3 Basic Fourier estimates

Lemma 3.1 \(L^2\) integral estimate

Let \(\xi _1,\dots ,\xi _R\) be real numbers that are \(1/N\)-separated. Then for any interval \(I\) of length \(T\), and any sequence \(a_1,\dots ,a_R\) of complex numbers one has

\[ \int _I |\sum _{r=1}^R a_r e(\xi _r t)|^2\ dt = (T + O(N)) \sum _{r=1}^R |a_r|^2. \]

Proof ▶

We adapt the proof of [ 149 , Theorem 9.1 ] . Without loss of generality we may normalize \(\sum _{r=1}^R |a_r|^2=1\). From the Plancherel identity we have

\begin{equation} \label{art} \int _\mathbf{R}|\sum _{r=1}^R a_r e(\xi _r t)|^2 |\hat\psi ((t-t_0)/N)|^2\ dt = N \end{equation}

whenever \(t_0 \in \mathbf{R}\) and \(\psi \) is a smooth function supported on \([-1/4, 1/4]\) of \(L^2\) norm \(1\). By suitable choice of \(\psi \), this implies that

\begin{equation} \label{trap} \int _J |\sum _{r=1}^R a_r e(\xi _r t)|^2\ dt \ll N \end{equation}

whenever \(J\) is an interval of length \(N\). If one integrates 1 for all \(t_0 \in I\), we see that

\[ \int _I |\sum _{r=1}^R a_r e(\xi _r t)|^2\ dt = T - \int _\mathbf{R}|\sum _{r=1}^R a_r e(\xi _r t)|^2 \left(\int _I |\hat\psi ((t-t_0)/N)|^2\ dt_0 - 1_I(t)\right)\ dt. \]

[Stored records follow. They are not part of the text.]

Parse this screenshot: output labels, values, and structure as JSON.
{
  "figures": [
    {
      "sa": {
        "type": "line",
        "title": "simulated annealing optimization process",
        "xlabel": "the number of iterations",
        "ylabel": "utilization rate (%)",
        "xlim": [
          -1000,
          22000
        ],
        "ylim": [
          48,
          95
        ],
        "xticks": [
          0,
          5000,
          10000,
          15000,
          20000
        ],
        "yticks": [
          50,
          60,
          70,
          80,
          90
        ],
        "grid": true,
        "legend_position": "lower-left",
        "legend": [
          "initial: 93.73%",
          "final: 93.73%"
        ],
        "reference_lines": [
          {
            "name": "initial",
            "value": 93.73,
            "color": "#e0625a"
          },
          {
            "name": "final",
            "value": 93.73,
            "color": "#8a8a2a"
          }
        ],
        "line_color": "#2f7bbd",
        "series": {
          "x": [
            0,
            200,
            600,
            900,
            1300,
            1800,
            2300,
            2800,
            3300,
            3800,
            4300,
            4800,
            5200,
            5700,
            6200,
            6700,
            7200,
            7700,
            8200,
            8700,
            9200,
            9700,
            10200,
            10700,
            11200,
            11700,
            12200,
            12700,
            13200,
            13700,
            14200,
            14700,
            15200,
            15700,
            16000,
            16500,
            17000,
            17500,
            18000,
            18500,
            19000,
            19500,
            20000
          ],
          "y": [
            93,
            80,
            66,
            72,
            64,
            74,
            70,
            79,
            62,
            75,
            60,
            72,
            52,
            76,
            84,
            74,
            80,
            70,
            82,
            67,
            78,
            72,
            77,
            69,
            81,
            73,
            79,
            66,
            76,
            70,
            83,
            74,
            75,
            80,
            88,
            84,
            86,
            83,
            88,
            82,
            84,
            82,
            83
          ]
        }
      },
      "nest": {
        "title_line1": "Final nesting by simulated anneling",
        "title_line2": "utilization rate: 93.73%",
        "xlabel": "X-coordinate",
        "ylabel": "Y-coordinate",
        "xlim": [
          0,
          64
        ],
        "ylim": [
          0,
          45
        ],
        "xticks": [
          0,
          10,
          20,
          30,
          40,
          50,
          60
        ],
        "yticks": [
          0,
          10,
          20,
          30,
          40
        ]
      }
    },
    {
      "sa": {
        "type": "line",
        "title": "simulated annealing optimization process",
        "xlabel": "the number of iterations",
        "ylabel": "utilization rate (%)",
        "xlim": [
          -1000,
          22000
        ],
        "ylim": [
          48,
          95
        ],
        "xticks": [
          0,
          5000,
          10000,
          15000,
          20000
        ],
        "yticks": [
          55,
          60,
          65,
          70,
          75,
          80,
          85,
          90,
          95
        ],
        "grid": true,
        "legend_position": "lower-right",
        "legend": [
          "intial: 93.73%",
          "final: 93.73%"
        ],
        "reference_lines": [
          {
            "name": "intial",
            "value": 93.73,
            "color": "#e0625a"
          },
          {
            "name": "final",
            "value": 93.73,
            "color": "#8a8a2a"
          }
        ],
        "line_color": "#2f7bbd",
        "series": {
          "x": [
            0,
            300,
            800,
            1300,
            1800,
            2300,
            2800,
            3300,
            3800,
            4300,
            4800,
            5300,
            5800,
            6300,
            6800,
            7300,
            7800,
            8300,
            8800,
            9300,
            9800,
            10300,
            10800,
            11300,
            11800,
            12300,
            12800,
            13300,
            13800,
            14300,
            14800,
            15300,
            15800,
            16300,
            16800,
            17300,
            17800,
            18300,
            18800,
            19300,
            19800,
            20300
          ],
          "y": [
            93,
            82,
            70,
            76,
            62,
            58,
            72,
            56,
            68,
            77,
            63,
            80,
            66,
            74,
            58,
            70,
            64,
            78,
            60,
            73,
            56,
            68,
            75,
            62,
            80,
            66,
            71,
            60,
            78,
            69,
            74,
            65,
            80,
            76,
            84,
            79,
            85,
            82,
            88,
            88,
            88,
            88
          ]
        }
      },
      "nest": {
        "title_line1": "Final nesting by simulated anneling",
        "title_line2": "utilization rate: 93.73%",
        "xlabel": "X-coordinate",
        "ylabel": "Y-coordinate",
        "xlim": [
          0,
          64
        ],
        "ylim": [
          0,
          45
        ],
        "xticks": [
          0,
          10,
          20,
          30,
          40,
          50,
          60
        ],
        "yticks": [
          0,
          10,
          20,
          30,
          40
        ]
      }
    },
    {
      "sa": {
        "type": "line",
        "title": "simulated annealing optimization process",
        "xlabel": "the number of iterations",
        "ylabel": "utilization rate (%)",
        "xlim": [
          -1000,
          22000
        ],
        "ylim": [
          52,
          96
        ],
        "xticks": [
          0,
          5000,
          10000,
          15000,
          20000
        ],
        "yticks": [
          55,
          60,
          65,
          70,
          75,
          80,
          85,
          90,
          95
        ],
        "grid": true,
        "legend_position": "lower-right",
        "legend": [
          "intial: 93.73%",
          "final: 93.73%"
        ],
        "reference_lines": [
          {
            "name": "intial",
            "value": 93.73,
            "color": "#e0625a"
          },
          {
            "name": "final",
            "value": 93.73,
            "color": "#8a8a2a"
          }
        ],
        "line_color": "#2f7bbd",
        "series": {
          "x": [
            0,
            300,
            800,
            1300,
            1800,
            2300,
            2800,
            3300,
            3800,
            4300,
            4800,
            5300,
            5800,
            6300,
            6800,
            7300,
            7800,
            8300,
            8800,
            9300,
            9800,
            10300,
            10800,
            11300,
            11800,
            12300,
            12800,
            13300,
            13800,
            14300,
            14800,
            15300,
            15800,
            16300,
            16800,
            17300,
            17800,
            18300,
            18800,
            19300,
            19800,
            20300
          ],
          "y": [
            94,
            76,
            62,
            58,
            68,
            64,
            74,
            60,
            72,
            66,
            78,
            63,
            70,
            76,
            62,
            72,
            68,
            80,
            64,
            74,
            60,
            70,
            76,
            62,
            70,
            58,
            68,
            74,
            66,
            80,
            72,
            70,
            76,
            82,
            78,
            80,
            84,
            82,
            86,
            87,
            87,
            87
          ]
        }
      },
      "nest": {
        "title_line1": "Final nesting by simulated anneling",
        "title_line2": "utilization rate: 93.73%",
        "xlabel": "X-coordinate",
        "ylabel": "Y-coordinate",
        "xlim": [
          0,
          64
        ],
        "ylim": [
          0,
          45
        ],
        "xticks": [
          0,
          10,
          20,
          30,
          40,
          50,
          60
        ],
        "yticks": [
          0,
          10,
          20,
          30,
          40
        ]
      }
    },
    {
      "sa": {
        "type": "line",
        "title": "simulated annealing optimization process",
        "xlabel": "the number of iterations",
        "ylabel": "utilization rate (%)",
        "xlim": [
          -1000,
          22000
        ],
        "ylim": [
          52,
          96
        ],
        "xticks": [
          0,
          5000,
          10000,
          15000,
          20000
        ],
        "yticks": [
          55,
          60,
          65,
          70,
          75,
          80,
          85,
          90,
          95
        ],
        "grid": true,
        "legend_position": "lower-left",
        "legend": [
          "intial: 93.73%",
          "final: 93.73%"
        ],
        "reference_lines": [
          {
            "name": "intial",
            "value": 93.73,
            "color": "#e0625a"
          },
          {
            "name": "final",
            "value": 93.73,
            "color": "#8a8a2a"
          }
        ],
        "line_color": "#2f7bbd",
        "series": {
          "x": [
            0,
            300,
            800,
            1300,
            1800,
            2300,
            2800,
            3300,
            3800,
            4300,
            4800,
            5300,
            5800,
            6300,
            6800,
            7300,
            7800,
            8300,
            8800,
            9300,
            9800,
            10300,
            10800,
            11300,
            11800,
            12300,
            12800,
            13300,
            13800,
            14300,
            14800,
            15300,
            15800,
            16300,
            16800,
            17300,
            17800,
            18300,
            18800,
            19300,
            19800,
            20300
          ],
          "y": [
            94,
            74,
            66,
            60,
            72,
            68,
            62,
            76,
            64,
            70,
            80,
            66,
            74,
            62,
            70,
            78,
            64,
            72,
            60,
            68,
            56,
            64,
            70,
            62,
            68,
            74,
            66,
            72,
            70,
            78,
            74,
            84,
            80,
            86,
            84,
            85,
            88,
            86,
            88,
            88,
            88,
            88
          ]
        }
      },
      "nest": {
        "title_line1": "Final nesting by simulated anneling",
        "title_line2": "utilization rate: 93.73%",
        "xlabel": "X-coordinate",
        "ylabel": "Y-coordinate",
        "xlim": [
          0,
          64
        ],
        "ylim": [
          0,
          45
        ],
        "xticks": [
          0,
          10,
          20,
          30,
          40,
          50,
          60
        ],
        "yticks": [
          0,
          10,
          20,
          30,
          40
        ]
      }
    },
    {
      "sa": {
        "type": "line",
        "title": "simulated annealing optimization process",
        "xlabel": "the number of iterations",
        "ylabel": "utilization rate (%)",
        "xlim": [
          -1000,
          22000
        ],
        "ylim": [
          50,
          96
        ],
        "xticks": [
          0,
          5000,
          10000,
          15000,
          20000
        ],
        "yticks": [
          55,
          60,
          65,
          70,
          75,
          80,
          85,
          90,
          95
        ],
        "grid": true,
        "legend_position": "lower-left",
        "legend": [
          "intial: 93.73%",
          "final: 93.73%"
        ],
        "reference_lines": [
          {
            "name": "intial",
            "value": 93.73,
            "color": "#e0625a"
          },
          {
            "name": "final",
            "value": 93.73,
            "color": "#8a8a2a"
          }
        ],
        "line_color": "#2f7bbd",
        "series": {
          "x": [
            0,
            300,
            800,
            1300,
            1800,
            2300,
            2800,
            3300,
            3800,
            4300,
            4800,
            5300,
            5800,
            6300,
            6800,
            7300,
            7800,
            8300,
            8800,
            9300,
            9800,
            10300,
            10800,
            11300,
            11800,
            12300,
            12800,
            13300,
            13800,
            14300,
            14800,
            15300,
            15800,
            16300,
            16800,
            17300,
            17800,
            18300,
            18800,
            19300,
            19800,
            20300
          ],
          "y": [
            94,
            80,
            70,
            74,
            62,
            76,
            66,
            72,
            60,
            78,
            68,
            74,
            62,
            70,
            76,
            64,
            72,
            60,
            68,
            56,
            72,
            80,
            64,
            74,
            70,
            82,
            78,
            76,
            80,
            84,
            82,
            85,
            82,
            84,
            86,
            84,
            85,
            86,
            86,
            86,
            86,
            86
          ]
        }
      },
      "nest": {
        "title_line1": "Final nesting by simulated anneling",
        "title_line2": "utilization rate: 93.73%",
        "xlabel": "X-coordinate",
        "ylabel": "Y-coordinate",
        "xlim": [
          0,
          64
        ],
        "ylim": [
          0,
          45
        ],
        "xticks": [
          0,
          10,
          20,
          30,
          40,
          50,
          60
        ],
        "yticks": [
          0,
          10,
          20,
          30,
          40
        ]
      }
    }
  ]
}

Since \(\hat\psi \) is rapidly decreasing and has \(L^2\) norm \(1\), one can compute

\[ \int _I |\hat\psi ((t-t_0)/N)|^2\ dt_0 - 1_I(t) \ll (1 + \mathrm{dist}(t, \partial I) / N)^{-10} \]

and hence by 2 and the triangle inequality

\[ \int _\mathbf{R}|\sum _{r=1}^R a_r e(\xi _r t)|^2 \left(\int _I |\hat\psi ((t-t_0)/N)|^2\ dt_0 - 1_I(t)\right)\ dt \ll N \]

giving the claim.